The city's official count stood at 3,899 yesterday, of which 624 people have been identified, with the rest – 3,275 names – remaining on the missing persons list. Some media organisations suggest, however, that the final tally of those who perished in New York on 11 September will be no higher than 2,950.

While the scale of human loss on that Tuesday remains overwhelming, the discrepancies between the deaths tolls then and now are striking. The numbers issued by the city peaked on 24 September, when officials said they believed that as many as 6,275 people had perished in the attacks on the twin towers.

That those high figures were unlikely to be borne out by history has been evident for some time. The New York Times, the Associated Press and USA Today all reported several weeks ago that their own surveys suggested tallies just below 3,000. Even so, those early death tolls became lodged in people's minds and have been consistently used ever since in public debate and political discourse.

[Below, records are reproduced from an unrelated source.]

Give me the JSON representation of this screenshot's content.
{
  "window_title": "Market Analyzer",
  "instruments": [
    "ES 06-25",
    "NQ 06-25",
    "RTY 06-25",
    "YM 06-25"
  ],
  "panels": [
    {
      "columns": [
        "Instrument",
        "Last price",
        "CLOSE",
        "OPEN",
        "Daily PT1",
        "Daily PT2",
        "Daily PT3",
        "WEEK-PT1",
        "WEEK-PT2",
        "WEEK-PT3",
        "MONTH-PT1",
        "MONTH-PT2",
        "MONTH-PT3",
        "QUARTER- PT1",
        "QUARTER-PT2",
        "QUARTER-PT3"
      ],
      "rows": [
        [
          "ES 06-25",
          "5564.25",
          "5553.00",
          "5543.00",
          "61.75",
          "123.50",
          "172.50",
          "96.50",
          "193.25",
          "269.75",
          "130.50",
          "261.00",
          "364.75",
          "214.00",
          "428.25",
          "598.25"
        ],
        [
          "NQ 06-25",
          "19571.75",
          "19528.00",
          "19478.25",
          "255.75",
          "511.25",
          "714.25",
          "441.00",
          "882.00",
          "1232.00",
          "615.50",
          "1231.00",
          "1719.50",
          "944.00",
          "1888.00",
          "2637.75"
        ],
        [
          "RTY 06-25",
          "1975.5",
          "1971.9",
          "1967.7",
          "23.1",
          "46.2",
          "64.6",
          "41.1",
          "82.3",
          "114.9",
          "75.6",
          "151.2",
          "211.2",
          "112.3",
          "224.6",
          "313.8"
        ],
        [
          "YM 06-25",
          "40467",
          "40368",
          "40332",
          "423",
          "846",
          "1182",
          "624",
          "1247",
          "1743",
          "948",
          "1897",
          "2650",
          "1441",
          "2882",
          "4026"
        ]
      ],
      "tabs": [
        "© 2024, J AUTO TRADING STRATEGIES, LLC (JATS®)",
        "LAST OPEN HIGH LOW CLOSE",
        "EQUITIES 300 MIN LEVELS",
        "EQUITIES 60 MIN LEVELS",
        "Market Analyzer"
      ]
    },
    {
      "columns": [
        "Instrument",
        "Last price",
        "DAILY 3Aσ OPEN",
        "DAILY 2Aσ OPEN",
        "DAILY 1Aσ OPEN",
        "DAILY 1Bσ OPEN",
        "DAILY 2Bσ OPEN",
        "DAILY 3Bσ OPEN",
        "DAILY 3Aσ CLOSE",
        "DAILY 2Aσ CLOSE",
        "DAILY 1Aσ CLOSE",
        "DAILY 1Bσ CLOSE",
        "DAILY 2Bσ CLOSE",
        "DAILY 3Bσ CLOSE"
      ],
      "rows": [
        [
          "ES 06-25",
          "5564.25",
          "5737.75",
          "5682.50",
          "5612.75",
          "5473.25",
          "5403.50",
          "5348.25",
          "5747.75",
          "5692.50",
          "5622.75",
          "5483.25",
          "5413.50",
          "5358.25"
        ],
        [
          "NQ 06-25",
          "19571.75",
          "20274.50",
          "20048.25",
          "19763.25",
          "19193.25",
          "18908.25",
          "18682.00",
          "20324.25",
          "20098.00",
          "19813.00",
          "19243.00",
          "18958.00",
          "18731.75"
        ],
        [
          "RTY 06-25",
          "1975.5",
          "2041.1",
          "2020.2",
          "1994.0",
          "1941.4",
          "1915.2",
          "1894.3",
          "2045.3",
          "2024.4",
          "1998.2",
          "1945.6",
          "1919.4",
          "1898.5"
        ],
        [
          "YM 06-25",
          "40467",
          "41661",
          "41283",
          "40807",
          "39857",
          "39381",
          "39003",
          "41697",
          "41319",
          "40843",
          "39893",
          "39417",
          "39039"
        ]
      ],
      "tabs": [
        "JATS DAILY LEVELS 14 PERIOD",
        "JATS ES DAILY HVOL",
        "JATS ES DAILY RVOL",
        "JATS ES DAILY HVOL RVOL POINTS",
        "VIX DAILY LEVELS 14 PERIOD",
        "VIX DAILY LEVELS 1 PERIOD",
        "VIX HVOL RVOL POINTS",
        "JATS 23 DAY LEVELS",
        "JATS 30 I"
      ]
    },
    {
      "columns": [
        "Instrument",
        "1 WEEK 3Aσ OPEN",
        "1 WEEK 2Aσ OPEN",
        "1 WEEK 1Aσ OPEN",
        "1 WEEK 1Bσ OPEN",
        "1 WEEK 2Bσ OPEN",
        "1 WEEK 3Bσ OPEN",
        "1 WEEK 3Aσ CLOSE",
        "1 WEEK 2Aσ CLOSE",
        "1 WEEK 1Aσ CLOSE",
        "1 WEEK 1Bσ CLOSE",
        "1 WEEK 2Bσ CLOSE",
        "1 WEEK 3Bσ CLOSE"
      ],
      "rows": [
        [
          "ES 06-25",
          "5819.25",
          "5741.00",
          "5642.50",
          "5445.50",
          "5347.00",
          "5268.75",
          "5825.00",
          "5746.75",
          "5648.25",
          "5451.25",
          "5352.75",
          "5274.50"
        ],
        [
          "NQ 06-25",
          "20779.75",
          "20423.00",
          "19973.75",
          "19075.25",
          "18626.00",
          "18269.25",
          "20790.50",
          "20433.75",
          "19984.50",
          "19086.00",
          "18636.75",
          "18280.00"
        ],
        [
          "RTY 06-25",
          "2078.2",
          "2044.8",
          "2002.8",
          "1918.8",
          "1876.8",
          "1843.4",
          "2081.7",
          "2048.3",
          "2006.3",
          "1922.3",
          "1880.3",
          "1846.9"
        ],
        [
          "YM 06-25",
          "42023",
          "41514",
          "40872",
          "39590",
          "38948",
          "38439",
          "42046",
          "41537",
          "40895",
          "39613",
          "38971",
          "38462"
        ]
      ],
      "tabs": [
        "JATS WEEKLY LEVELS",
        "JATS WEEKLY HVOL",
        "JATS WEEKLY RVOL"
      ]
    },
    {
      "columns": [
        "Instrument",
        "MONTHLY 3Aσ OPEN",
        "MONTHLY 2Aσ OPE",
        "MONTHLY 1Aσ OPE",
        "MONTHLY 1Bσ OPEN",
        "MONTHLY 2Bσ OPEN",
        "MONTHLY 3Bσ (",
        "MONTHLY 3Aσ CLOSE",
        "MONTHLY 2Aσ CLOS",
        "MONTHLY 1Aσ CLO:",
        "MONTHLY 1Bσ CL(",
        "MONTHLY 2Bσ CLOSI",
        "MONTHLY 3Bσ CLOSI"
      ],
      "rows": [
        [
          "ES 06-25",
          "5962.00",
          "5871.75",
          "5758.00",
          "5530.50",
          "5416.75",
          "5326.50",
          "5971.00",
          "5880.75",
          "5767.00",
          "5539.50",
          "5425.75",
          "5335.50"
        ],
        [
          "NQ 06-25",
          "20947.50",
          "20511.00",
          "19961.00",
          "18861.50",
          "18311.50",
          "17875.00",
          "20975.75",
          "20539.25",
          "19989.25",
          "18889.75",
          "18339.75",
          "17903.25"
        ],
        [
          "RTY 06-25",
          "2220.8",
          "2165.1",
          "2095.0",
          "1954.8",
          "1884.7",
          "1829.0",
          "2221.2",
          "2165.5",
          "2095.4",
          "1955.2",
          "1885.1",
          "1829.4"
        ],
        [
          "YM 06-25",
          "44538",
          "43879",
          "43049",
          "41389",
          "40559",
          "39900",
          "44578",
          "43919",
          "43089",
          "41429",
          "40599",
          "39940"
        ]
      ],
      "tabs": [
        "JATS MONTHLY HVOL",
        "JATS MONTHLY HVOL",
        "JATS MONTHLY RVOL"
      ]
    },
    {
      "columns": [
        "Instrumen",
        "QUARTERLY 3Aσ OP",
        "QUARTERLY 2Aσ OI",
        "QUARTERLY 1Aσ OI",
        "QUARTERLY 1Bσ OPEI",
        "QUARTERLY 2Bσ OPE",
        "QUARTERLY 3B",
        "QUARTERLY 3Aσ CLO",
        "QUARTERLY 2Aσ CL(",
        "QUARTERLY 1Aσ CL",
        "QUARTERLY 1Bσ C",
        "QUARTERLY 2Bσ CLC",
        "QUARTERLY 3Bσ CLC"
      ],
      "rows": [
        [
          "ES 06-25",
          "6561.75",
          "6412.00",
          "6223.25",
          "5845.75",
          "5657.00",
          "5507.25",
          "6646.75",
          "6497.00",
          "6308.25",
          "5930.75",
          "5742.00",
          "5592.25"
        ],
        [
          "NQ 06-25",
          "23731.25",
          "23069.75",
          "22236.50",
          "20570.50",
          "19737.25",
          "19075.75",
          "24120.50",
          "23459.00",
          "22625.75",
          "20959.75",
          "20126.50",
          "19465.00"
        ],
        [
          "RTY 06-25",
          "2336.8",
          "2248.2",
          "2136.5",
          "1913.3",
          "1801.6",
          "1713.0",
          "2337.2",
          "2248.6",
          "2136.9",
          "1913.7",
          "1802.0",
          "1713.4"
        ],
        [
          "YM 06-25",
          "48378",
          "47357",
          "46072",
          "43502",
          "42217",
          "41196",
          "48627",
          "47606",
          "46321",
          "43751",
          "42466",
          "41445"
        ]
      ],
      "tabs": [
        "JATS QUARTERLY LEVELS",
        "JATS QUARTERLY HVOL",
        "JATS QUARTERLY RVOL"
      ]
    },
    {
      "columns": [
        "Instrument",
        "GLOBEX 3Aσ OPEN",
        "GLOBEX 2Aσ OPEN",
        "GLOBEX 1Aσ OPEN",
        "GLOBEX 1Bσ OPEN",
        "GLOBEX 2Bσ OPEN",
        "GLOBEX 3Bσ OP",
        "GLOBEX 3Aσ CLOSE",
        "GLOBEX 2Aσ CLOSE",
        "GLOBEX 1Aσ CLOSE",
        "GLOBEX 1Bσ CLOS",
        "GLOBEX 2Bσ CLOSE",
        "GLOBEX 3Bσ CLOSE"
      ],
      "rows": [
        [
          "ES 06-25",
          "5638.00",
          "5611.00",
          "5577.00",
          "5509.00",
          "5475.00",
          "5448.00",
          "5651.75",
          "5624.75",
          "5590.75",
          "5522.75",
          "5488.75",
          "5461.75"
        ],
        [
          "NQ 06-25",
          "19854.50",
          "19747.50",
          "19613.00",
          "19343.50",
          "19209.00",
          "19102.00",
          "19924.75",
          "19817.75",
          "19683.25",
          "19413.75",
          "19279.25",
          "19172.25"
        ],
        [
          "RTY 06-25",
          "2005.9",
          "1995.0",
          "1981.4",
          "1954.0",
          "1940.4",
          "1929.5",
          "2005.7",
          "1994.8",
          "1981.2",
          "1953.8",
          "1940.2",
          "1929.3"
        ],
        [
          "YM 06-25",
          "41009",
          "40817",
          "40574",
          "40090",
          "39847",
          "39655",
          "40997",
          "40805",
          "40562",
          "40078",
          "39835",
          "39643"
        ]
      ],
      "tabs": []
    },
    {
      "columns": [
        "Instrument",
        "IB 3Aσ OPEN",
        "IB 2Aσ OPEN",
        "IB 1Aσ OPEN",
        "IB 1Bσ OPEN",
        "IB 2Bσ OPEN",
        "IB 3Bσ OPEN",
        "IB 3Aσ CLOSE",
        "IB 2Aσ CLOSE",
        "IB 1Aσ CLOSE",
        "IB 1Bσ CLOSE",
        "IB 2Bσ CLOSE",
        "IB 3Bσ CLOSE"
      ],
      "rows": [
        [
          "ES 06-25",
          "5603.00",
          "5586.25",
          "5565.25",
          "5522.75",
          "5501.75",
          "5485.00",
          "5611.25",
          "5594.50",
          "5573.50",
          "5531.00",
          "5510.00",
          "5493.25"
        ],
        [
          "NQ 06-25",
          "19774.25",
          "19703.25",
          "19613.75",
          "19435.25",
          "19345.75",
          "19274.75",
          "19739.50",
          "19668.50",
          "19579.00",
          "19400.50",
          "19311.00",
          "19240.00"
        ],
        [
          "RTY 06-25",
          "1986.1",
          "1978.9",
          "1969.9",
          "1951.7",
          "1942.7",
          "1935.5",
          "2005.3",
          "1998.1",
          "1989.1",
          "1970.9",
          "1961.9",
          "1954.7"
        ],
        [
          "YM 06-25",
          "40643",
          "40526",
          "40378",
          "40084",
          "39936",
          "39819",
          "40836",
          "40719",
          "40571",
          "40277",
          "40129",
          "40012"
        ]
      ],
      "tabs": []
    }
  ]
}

Even Colin Powell, the Secretary of State, has continued to cite the loss of 5,000 Americans on 11 September in recent policy speeches. And in everyday conversations still, whether on the bus or over dinner, that same figure tends to be the one that is used.

The older numbers also appear regularly in newspaper columns and on television and radio talk shows. Don Imus, who hosts an irreverent morning talk show on radio and television in New York, even suggested last Saturday that 6,000 people had died at the World Trade Centre.

Officials show no sign of embarrassment over the changes in the mathematics, however, saying that the numbers were inflated at first because of many understandable reasons. They said that lots of people were simply reported missing several times over and it took time to correct duplications. Some women were reported using their married and maiden names.

But the process of whittling down the final numbers is not over. Foreign consulates tended to overestimate the numbers of nationals they lost in the tragedy and are now reporting more conservative numbers.

"Thank God so many of these people are alive and well," Charles Campisi, the chief of the New York Police Department's Internal Affairs Bureau, told The New York Times.

The Associated Press tally of people confirmed dead and those reported dead or missing at the World Trade Centre stood at 2,772 yesterday. The deaths in the crashes at the Pentagon and in Pennsylvania bring the toll to 2,996.